“Lawsuit takes aim at Va. law stripping felons of voting rights”

WaPo:

Several advocacy groups filed a federal lawsuit Monday alleging a Virginia law that automatically stripped the right to vote from more than 300,000 convicted felons is an illegal vestige of historical efforts to keep Black residents from casting ballots.

The American Civil Liberties Union (ACLU) of Virginia, the voting rights group Protect Democracy and the law firm WilmerHale sued Gov. Glenn Youngkin (R) and other state officials, asserting that the law violates the 150-year-old terms of Virginia’s readmission into the Union after the Civil War.

The lawsuit was filed on behalf of three disenfranchised felons in Alexandria, the Charlottesville area and the southwest part of the state, as well as Bridging the Gap, a nonprofit organization that helps formerly incarcerated people.

Virginia is one of only three states with constitutions that automatically disenfranchise all people with felony convictions, unless the governor restores the person’s right to vote, according to the lawsuit. Virginia is the only state that requires felons to individually petition the governor to restore that right.

The Virginia Readmission Act, which reestablished the state’s representation in Congress in 1870, prohibited Virginia from disenfranchising its citizens for any crimes other than those that are “now felonies at common law,” according to the lawsuit.
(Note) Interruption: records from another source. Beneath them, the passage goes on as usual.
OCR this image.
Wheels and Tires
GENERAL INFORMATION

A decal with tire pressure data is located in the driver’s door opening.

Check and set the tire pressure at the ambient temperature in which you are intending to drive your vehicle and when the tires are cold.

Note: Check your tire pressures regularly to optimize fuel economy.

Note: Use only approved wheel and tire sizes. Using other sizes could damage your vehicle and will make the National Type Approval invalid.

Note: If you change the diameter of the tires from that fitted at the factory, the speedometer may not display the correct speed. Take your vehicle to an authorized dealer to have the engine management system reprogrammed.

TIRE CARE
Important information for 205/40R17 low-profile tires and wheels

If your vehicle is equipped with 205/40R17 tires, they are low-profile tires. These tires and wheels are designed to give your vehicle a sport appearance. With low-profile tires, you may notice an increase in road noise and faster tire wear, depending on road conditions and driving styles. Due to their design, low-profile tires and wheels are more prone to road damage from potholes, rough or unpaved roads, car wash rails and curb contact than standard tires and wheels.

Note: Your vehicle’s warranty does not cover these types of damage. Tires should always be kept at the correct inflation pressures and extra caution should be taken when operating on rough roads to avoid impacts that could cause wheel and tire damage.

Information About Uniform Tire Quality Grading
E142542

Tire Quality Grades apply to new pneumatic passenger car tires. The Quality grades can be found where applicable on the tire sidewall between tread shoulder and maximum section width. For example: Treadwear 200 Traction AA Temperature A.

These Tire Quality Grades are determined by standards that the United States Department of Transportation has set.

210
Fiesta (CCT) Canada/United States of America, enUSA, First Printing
At the time, those were a handful of mostly violent crimes such as murder, rape, arson and burglary.

But Virginia later amended its constitution to bar all convicted felons from going to the polls, putting it in conflict with the Readmission Act, the lawsuit claims.

Rachel Homer, counsel for Protect Democracy, said the federal government specifically limited the number of crimes for which Virginia and other former Confederate states could limit the right to vote because of a pattern of legal discrimination taking place in those states.

“The purpose was these states were using criminal law to disenfranchise the newly freed Black citizens of those states,” Homer said. “Those states were using their criminal law intentionally to limit the power of Black citizens.”